Recurso de Emerson Silva de Moura: a defesa interpôs recurso de apelação, no qual sustentou que:

a) a decisão dos jurados é manifestamente contrária à prova dos autos, pois, com exceção do laudo de exame cadavérico, que atesta a materialidade, os únicos meios de prova constante nos presentes autos que apontam para Emerson, são o depoimento da testemunha protegida, que apresentou declarações contraditórias, e a denúncia anônima recebida pela polícia;

b) não há razão para a pena-base ter sido fixada em 14 anos, uma vez que todas as circunstâncias judiciais são favoráveis;

c) caso o apelante não seja submetido a novo julgamento, "deve ser feita a correção da pena na segunda fase, pois se aumentou em mais de 2/6" (fl. 717).

Requereu o conhecimento e provimento do recurso, a fim de que o julgamento seja anulado face a existência de decisão dos jurados manifestamente contrária à prova dos autos. Subsidiariamente, pugnou pela revisão da dosimetria (fls. 704-718).

Contrarrazões do Ministério Público: a acusação impugnou as razões recursais, ao argumento de que a valoração da prova realizada pelos jurados, que apreciaram as questões a eles submetidas durante a sessão em Plenário, avaliando os argumentos da acusação e da defesa, e reconhecendo que o recorrente praticou o delito de homicídio, está devidamente alicerçada na prova dos autos, de modo que não há falar em decisão manifestamente contrária à prova dos autos. Quanto à dosimetria da pena, a elevação da pena-base levada a efeito na sentença, além de ter sido fundamentada, tem aplicação reconhecida nos tribunais pátrios.

Postulou o conhecimento e desprovimento do recurso (fls. 722-732).

Trânsito em julgado: foi certificado pelo Juízo a quo o trânsito em julgado da sentença para o acusado Gabriel Camargo da Silva (fl. 693).

Parecer da Procuradoria-Geral de Justiça: o procurador de justiça Paulo Roberto Speck opinou pelo conhecimento e desprovimento do recurso (fls. 735-743).

Este é o relatório.

VOTO

Trata-se de recurso de apelação interposto por Emerson Silva de Moura contra sentença que o condenou pela prática de crime contra a vida.

O recurso preenche os requisitos de admissibilidade, motivo pelo qual deve ser conhecido.

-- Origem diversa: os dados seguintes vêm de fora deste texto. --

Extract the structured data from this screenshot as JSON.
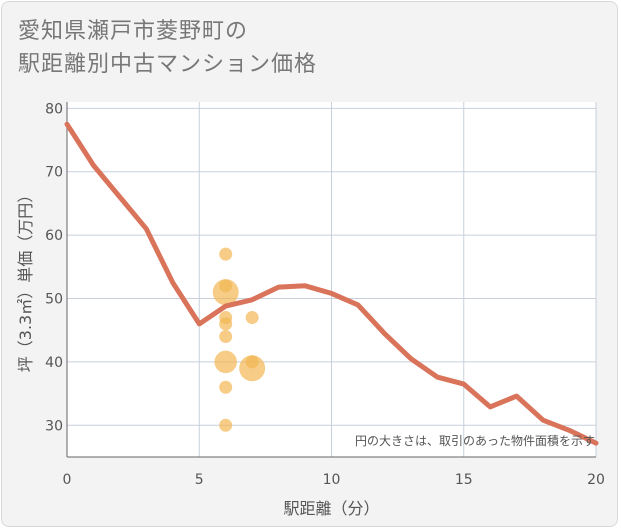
{
  "chart_data": {
    "type": "scatter",
    "title_lines": [
      "愛知県瀬戸市菱野町の",
      "駅距離別中古マンション価格"
    ],
    "xlabel": "駅距離（分）",
    "ylabel": "坪（3.3㎡）単価（万円）",
    "xlim": [
      0,
      20
    ],
    "ylim": [
      25,
      81
    ],
    "x_ticks": [
      0,
      5,
      10,
      15,
      20
    ],
    "y_ticks": [
      30,
      40,
      50,
      60,
      70,
      80
    ],
    "grid": true,
    "note": "円の大きさは、取引のあった物件面積を示す",
    "colors": {
      "line": "#d9735a",
      "bubble": "#f2b652",
      "grid": "#c8d0dc",
      "plot_bg": "#ffffff",
      "axis": "#666666"
    },
    "series": [
      {
        "name": "trend",
        "kind": "line",
        "x": [
          0,
          1,
          2,
          3,
          4,
          5,
          6,
          7,
          8,
          9,
          10,
          11,
          12,
          13,
          14,
          15,
          16,
          17,
          18,
          19,
          20
        ],
        "y": [
          77.5,
          71,
          66,
          61,
          52.5,
          46,
          48.8,
          49.8,
          51.8,
          52,
          50.8,
          49,
          44.5,
          40.5,
          37.6,
          36.5,
          32.9,
          34.6,
          30.8,
          29.2,
          27.2
        ]
      },
      {
        "name": "transactions",
        "kind": "bubble",
        "points": [
          {
            "x": 6,
            "y": 57,
            "size": 1
          },
          {
            "x": 6,
            "y": 52,
            "size": 1
          },
          {
            "x": 6,
            "y": 51,
            "size": 4
          },
          {
            "x": 6,
            "y": 47,
            "size": 1
          },
          {
            "x": 6,
            "y": 46,
            "size": 1
          },
          {
            "x": 6,
            "y": 44,
            "size": 1
          },
          {
            "x": 6,
            "y": 40,
            "size": 3
          },
          {
            "x": 6,
            "y": 36,
            "size": 1
          },
          {
            "x": 6,
            "y": 30,
            "size": 1
          },
          {
            "x": 7,
            "y": 47,
            "size": 1
          },
          {
            "x": 7,
            "y": 40,
            "size": 1
          },
          {
            "x": 7,
            "y": 39,
            "size": 4
          }
        ]
      }
    ]
  }
}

E, em atenção ao princípio tantum devolutum quantum appellatum, a apreciação limita-se à análise dos argumentos expostos em sede recursal.

Da decisão manifestamente contrária à prova dos autos

A defesa sustenta, em síntese, que a decisão dos jurados foi manifestamente contrária à prova dos autos, uma vez que a autoria delitiva é incerta.

Sem razão.

Como é cediço, o Tribunal do Júri, por disposição constitucional, é sustentado pelo princípio da íntima convicção (artigo 5º, inciso XXXVIII, da Constituição Federal), o que possibilita a livre apreciação da prova sem necessidade da motivação jurídica da decisão. O acolhimento de uma das versões, quando lastreada nos autos, é prevalente em face da soberania dos vereditos (CAMPOS, Walfredo Cunha. Tribunal do Júri. São Paulo: Atlas, 2010, p. 285/286).

Diante disso, a esta Corte, cabe apenas examinar se o veredito prolatado é totalmente contrário à prova dos autos, hipótese em que estaria divorciado da realidade fática aventada durante a instrução processual. A propósito, colaciona-se deste Tribunal:

APELAÇÃO CRIMINAL. HOMICÍDIO QUALIFICADO PELO MOTIVO TORPE E PELA IMPOSSIBILIDADE DE DEFESA DA VÍTIMA (CP, ART. 121, § 2º, I E IV). SENTENÇA CONDENATÓRIA. RECURSO DO ACUSADO. 1. ANULAÇÃO DO JULGAMENTO POR SER A DECISÃO MANIFESTAMENTE CONTRÁRIA À PROVA DOS AUTOS. LIVRE APRECIAÇÃO DA PROVA. OPÇÃO DOS JURADOS POR UMA DAS VERSÕES DEDUZIDAS EM PLENÁRIO. 2. DOSIMETRIA. 2.1. CULPABILIDADE. VIOLÊNCIA EXCESSIVA. NÚMERO DE DISPAROS. 2.2. CONSEQUÊNCIAS. EXPULSÃO DE FAMILIARES SOBREVIVENTES DA RESIDÊNCIA. 1. Se lastro probatório há, ainda que mínimo, em favor da tese acolhida pelos Senhores Jurados, não é permitido a esta Corte determinar que a outro julgamento o acusado seja submetido, pois a decisão do Tribunal do Júri, soberana que é, só pode ser desconstituída quando arbitrária e totalmente divorciada do contexto probatório carreado aos autos. 2.1. É possível o aumento da pena-base, por má valoração da...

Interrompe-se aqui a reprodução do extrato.